Vivato to introduce "filler/relay" access point: I spoke with Phil Belanger, the marketing VP at Vivato this morning about the latest news from the company, which just closed its third round of funding for nearly $50 million last week. We spoke at 802.11 Planet, where Vivato has both its indoor and outdoor antennas on display at their trade show booth.
Phil mentioned in passing that Intel's earlier investment in Vivato has opened doors for them, as Intel tries to plug Vivato in to interesting opportunities, such as providing access for the Cannes Film Festival recently, and at a UN conference on wireless access in developing nations yesterday. Phil was at the United Nations conference, and he said he was "humbled" to be there, to hear about how people need this kind of access to improve their lives.
Phil said that someone asked, "wouldn't we be better off sending them food?" The answer was no, because wireless and other access provides opportunities and communication. "Their village will buy a PC and share it." Because spectrum is not a scarce resource in developing nations, they may have more opportunities to exploit that for remote places for backhaul. (Copper is stolen, speakers said at the conference, so wiring backhaul isn't a real option.)
But on to Vivato's equipment. Vivato's switches are starting to be produced in quantity now, and they're looking into the next generation, which the new funding makes easier -- they already had a good war chest before this larger infusion.
The new device is a Wi-Fi bridge/router which relies quite a bit on work done at Musenki, a company run by Jim Thompson, an engineer who is locked in a lab in Spokane as they push forward on new products and development. The new box will cost under $500 and ship this fall.
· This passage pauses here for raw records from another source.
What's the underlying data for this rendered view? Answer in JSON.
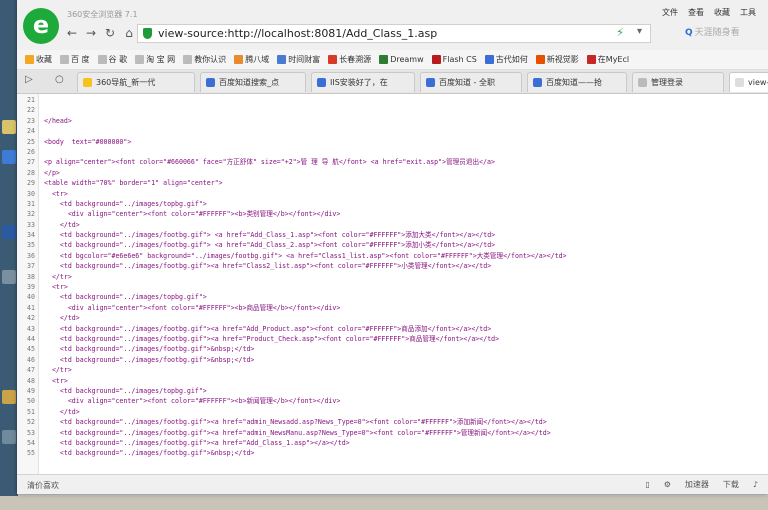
{
  "app": {
    "title": "360安全浏览器 7.1"
  },
  "menu": [
    "文件",
    "查看",
    "收藏",
    "工具"
  ],
  "address": {
    "url": "view-source:http://localhost:8081/Add_Class_1.asp"
  },
  "search": {
    "placeholder": "天涯随身看"
  },
  "bookmarks": [
    {
      "label": "收藏",
      "color": "#f5a623"
    },
    {
      "label": "百 度",
      "color": "#bbbbbb"
    },
    {
      "label": "谷 歌",
      "color": "#bbbbbb"
    },
    {
      "label": "淘 宝 网",
      "color": "#bbbbbb"
    },
    {
      "label": "教你认识",
      "color": "#bbbbbb"
    },
    {
      "label": "腾八域",
      "color": "#e88b2e"
    },
    {
      "label": "时间财富",
      "color": "#4a7bd1"
    },
    {
      "label": "长春溯源",
      "color": "#d83a2a"
    },
    {
      "label": "Dreamw",
      "color": "#2e7d32"
    },
    {
      "label": "Flash CS",
      "color": "#b71c1c"
    },
    {
      "label": "古代如何",
      "color": "#3b6fd6"
    },
    {
      "label": "新视觉影",
      "color": "#e65100"
    },
    {
      "label": "在MyEcl",
      "color": "#c62828"
    }
  ],
  "tabs": [
    {
      "label": "360导航_新一代",
      "color": "#f6c21b",
      "active": false
    },
    {
      "label": "百度知道搜索_点",
      "color": "#3b6fd6",
      "active": false
    },
    {
      "label": "IIS安装好了，在",
      "color": "#3b6fd6",
      "active": false
    },
    {
      "label": "百度知道 - 全职",
      "color": "#3b6fd6",
      "active": false
    },
    {
      "label": "百度知道——抢",
      "color": "#3b6fd6",
      "active": false
    },
    {
      "label": "管理登录",
      "color": "#bbbbbb",
      "active": false
    },
    {
      "label": "view-sou",
      "color": "#dddddd",
      "active": true
    }
  ],
  "source": {
    "lines": [
      {
        "no": "21",
        "text": ""
      },
      {
        "no": "22",
        "text": ""
      },
      {
        "no": "23",
        "text": "</head>"
      },
      {
        "no": "24",
        "text": ""
      },
      {
        "no": "25",
        "text": "<body  text=\"#000000\">"
      },
      {
        "no": "26",
        "text": ""
      },
      {
        "no": "27",
        "text": "<p align=\"center\"><font color=\"#660066\" face=\"方正舒体\" size=\"+2\">管 理 导 航</font> <a href=\"exit.asp\">管理员退出</a>"
      },
      {
        "no": "28",
        "text": "</p>"
      },
      {
        "no": "29",
        "text": "<table width=\"70%\" border=\"1\" align=\"center\">"
      },
      {
        "no": "30",
        "text": "  <tr>"
      },
      {
        "no": "31",
        "text": "    <td background=\"../images/topbg.gif\">"
      },
      {
        "no": "32",
        "text": "      <div align=\"center\"><font color=\"#FFFFFF\"><b>类别管理</b></font></div>"
      },
      {
        "no": "33",
        "text": "    </td>"
      },
      {
        "no": "34",
        "text": "    <td background=\"../images/footbg.gif\"> <a href=\"Add_Class_1.asp\"><font color=\"#FFFFFF\">添加大类</font></a></td>"
      },
      {
        "no": "35",
        "text": "    <td background=\"../images/footbg.gif\"> <a href=\"Add_Class_2.asp\"><font color=\"#FFFFFF\">添加小类</font></a></td>"
      },
      {
        "no": "36",
        "text": "    <td bgcolor=\"#e6e6e6\" background=\"../images/footbg.gif\"> <a href=\"Class1_list.asp\"><font color=\"#FFFFFF\">大类管理</font></a></td>"
      },
      {
        "no": "37",
        "text": "    <td background=\"../images/footbg.gif\"><a href=\"Class2_list.asp\"><font color=\"#FFFFFF\">小类管理</font></a></td>"
      },
      {
        "no": "38",
        "text": "  </tr>"
      },
      {
        "no": "39",
        "text": "  <tr>"
      },
      {
        "no": "40",
        "text": "    <td background=\"../images/topbg.gif\">"
      },
      {
        "no": "41",
        "text": "      <div align=\"center\"><font color=\"#FFFFFF\"><b>商品管理</b></font></div>"
      },
      {
        "no": "42",
        "text": "    </td>"
      },
      {
        "no": "43",
        "text": "    <td background=\"../images/footbg.gif\"><a href=\"Add_Product.asp\"><font color=\"#FFFFFF\">商品添加</font></a></td>"
      },
      {
        "no": "44",
        "text": "    <td background=\"../images/footbg.gif\"><a href=\"Product_Check.asp\"><font color=\"#FFFFFF\">商品管理</font></a></td>"
      },
      {
        "no": "45",
        "text": "    <td background=\"../images/footbg.gif\">&nbsp;</td>"
      },
      {
        "no": "46",
        "text": "    <td background=\"../images/footbg.gif\">&nbsp;</td>"
      },
      {
        "no": "47",
        "text": "  </tr>"
      },
      {
        "no": "48",
        "text": "  <tr>"
      },
      {
        "no": "49",
        "text": "    <td background=\"../images/topbg.gif\">"
      },
      {
        "no": "50",
        "text": "      <div align=\"center\"><font color=\"#FFFFFF\"><b>新闻管理</b></font></div>"
      },
      {
        "no": "51",
        "text": "    </td>"
      },
      {
        "no": "52",
        "text": "    <td background=\"../images/footbg.gif\"><a href=\"admin_Newsadd.asp?News_Type=0\"><font color=\"#FFFFFF\">添加新闻</font></a></td>"
      },
      {
        "no": "53",
        "text": "    <td background=\"../images/footbg.gif\"><a href=\"admin_NewsManu.asp?News_Type=0\"><font color=\"#FFFFFF\">管理新闻</font></a></td>"
      },
      {
        "no": "54",
        "text": "    <td background=\"../images/footbg.gif\"><a href=\"Add_Class_1.asp\"></a></td>"
      },
      {
        "no": "55",
        "text": "    <td background=\"../images/footbg.gif\">&nbsp;</td>"
      }
    ]
  },
  "status": {
    "left": "清价喜欢",
    "accelerator": "加速器",
    "download": "下载"
  }
}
It will feature two wireless cards: both running 802.11b or one running b and one g. One card is devoted to backhaul. They are omnidirectional.
The utility of this new device, which could be a standalone piece of equipment, is that it can communicate directly with the full switch to fill in areas that are hidden (such as the angles around a skyscraper). The router has the same software as the switch excluding VPN termination and rogue AP detection. The management console is the same, and you can manage up to 3 switches and 10 routers from one management console.
Vivato put one of their antennas in South Boston near the conference at the World Trade Center, and Phil can see service from one angle of the place. Better yet, his hotel, a couple miles away, has great Vivato service -- it's an open network, so I expect many folks are getting free Vivato right now all over the coverage area along the bay!
The routers, by the way, use 200 milliwatt radios from the company that many firms have been latching on for PC/Mac laptop "range extenders."